On 1st December 1980, Mairead, Mary Doyle and Mairead Nugent went on hunger strike in united action with the men in the Long Kesh ‘H Blocks. Afterwards she recalled how important was the support received from outside and also how she hated the distress caused to her parents. She continued on hunger strike until 19th December when it seemed the N.I.O. had agreed to the prisoners’ demands. This agreement was then retracted.
The Dirty Protest was called off in January 1981 in preparation for the second hunger strike in the H Blocks on 1st March 1981. A difficult decision not to join this was made by the women prisoners. It was the worst time for them as the women waited for news of the deaths, “I know it will be more difficult this time to win anything. It will take longer for the pressure to build up.” At the end of the interview Mairead said, “I am a volunteer in the Irish Republican Army and a political prisoner in Armagh jail. I am prepared to fight to the death, if necessary, to win the recognition that I am a political prisoner and not a criminal.’

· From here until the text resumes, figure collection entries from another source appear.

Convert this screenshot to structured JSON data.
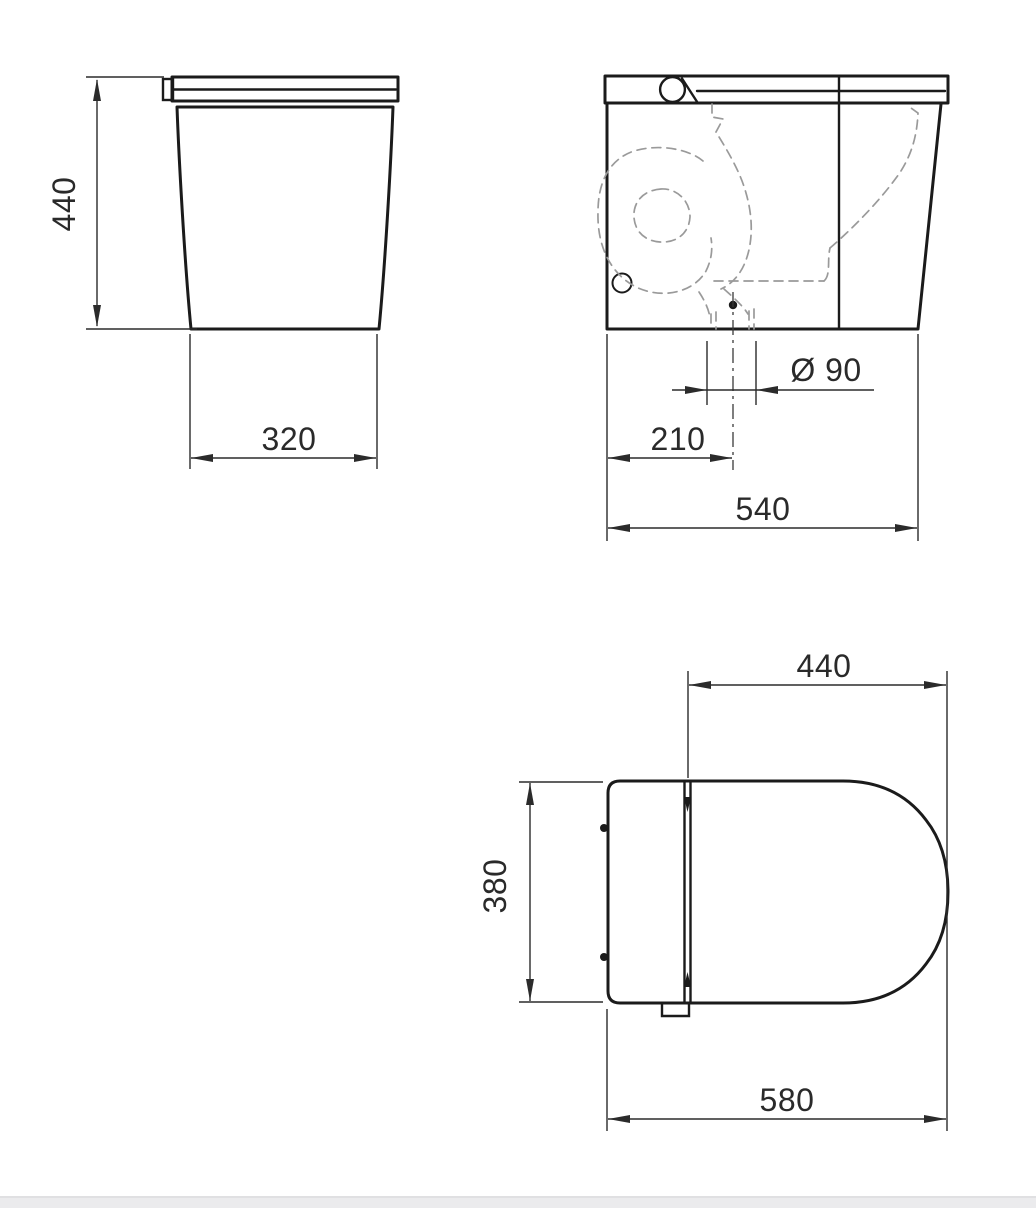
{
  "drawing": {
    "type": "technical-drawing",
    "subject": "floor-standing smart toilet, three orthographic views with dimensions",
    "units": "mm",
    "colors": {
      "outline": "#1b1b1b",
      "dimension": "#2b2b2b",
      "hidden_line": "#9a9a9a",
      "background": "#ffffff",
      "footer_strip": "#ebebed"
    },
    "views": {
      "front": {
        "label": "front view",
        "dims": {
          "height": "440",
          "base_depth": "320"
        }
      },
      "side": {
        "label": "side view",
        "dims": {
          "outlet_diameter": "Ø 90",
          "outlet_center_offset": "210",
          "overall_depth": "540"
        }
      },
      "top": {
        "label": "top view",
        "dims": {
          "seat_depth": "440",
          "width": "380",
          "overall_depth": "580"
        }
      }
    }
  }
}
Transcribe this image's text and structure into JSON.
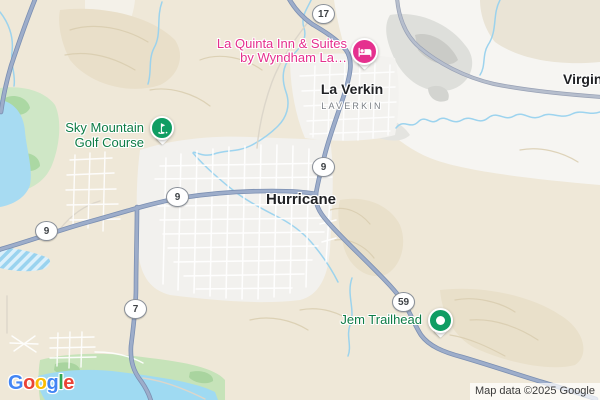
{
  "map": {
    "attribution": "Map data ©2025 Google",
    "labels": {
      "hotel": {
        "line1": "La Quinta Inn & Suites",
        "line2": "by Wyndham La…"
      },
      "la_verkin": {
        "name": "La Verkin",
        "subtitle": "LAVERKIN"
      },
      "hurricane": {
        "name": "Hurricane"
      },
      "virgin": {
        "name": "Virgin"
      },
      "golf": {
        "line1": "Sky Mountain",
        "line2": "Golf Course"
      },
      "jem": {
        "name": "Jem Trailhead"
      }
    },
    "shields": [
      {
        "route": "17"
      },
      {
        "route": "9"
      },
      {
        "route": "9"
      },
      {
        "route": "9"
      },
      {
        "route": "7"
      },
      {
        "route": "59"
      }
    ],
    "icons": {
      "hotel_marker": "bed-icon",
      "golf_marker": "golf-flag-icon",
      "trailhead_marker": "dot-icon"
    },
    "colors": {
      "hotel_pink": "#E5308E",
      "poi_green_text": "#0E7C46",
      "marker_green": "#0F9D63",
      "city_label": "#202124",
      "highway_fill": "#9DADCA",
      "road_gray_fill": "#B6BECD",
      "water": "#A7DBF2",
      "desert": "#EFE8D8"
    }
  },
  "logo": {
    "text": "Google",
    "letters": [
      {
        "ch": "G",
        "color": "#4285F4"
      },
      {
        "ch": "o",
        "color": "#EA4335"
      },
      {
        "ch": "o",
        "color": "#FBBC05"
      },
      {
        "ch": "g",
        "color": "#4285F4"
      },
      {
        "ch": "l",
        "color": "#34A853"
      },
      {
        "ch": "e",
        "color": "#EA4335"
      }
    ]
  }
}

In December 1982 strip searching was introduced at Armagh. The women republican prisoners refused to undergo these searches that were made before women were allowed out of the prison. Her last inter-prison visit to see her fiancee in Long Kesh was in October 1982 and she did not see him again until her release four years later. The remand prisoners suffered most from strip searching as they were searched before and after court hearings and were subject to regular beatings. The women republican prisoners ended their resistance to strip searching because of the fear of increasingly serious assaults. Mairead was strip searched on her release from Maghaberry Prison, “I felt it was the final insult. It’s designed as psychological torture, as a way of intimidating us.” Looking back on years in prison she saw them as teaching her the real values in life and making her more committed to her political beliefs.
During her last years of imprisonment, Mairead took Open University courses in Politics and Economics, and gained a place at Queen’s University on her release. She worked with the Strip Searching Campaign, speaking at meetings all over Ireland. She then reported back to the IRA. Just before her death she said, “You have to be realistic, you realise that ultimately you’re either going to be dead or end up in jail.”
“Everybody keeps telling me I’m a feminist. I just know I’m me and I think I’m as good as anyone else and that particularly goes for any man. I’m a socialist, definitely, and I’m a republican. I believe in a united Ireland; a united socialist Ireland, definitely socialist. Capitalism provided no answer at all for our people and I think that’s the Brit’s main interest in Ireland Once we remove the British that isn’t it, that’s only the beginning.”